It’s that time of year again. 3Ls have sent off their acceptance letters, dreaming of the 60-hour workweek and the six-figure salary attached to it. 2Ls have settled on a place to work, wondering if they’ll get the offer and if the decision they just made is one that will extend beyond a summer. 1Ls, blissfully unaware of the agony that can arise from having to make life-altering decisions a year or two before graduation, wait for the rapidly approaching day when they are allowed to officially interview and find a job for the summer. This is the way things have worked at HLS and the top law schools for a while now-but is it the way things need to be?
HLS actually has it better than other schools. While some complain that the late recruiting schedule harms HLS students by leaving few remaining slots open at firms, just think about the level of motivation you might have if by the second week of classes in your 2L year you already knew where you were going to work and live for the following summer and possibly after. More time to recruit and decide is better as it allows students more time to research, more time to inquire, more time to ponder, and, ultimately, more time to make an informed decision.
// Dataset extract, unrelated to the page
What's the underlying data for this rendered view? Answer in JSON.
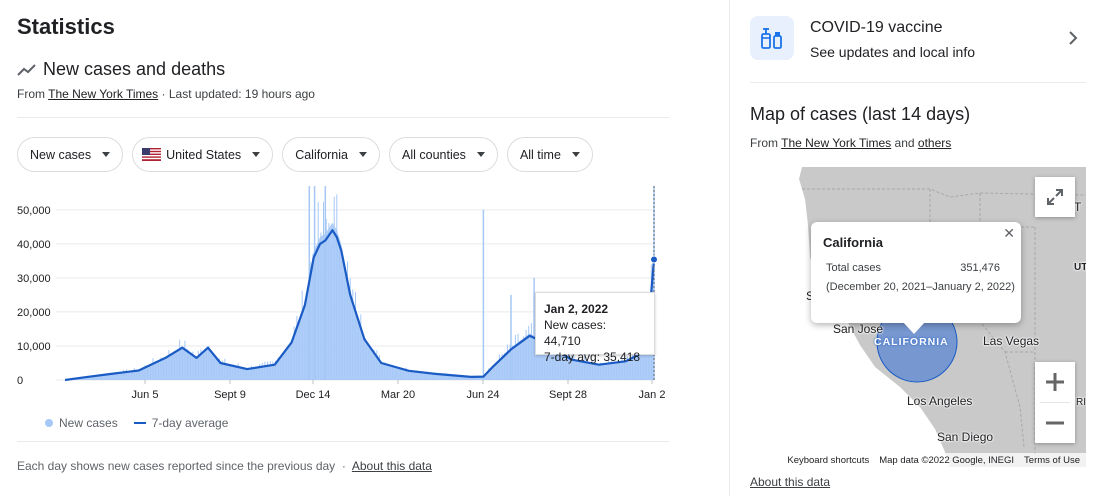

The current system is not enough.
There are complaints that HLS is too “firm friendly”, that it encourages students too much to go to a firm and not enough to go public interest. This pressure is not unique to HLS. Not only do public interest jobs lack the resources to actively recruit students, they also often lack the organizational capacity to have a clear idea of hiring needs for two years down the road. Quite simply, the enticement of firms comes not only from their recruitment on campus and their high salaries-it also comes from the security they offer, of providing HLS students with a good, high-paying job early on and removing the worry of graduating without a job.
HLS cannot do anything about this problem on its own. As influential as the school may be, any large changes to the recruitment system would leave students at a disadvantage relative to other schools. Yet the clerkship system has begun to reform itself, with clerks no longer having to make their decisions years in advance. This came not only through pressure from students but also from the recognition of judges that clerks who are certain about their decision will probably have greater motivation to be there. Firms should take a similar look at the current system, one in which a significant portion of firm lawyers burn out after a few years.
Reforming the system to give students more time to decide where to work would benefit everyone. Firms would benefit by getting students who are motivated to go work for the firm and students would benefit by getting more time to weight their options.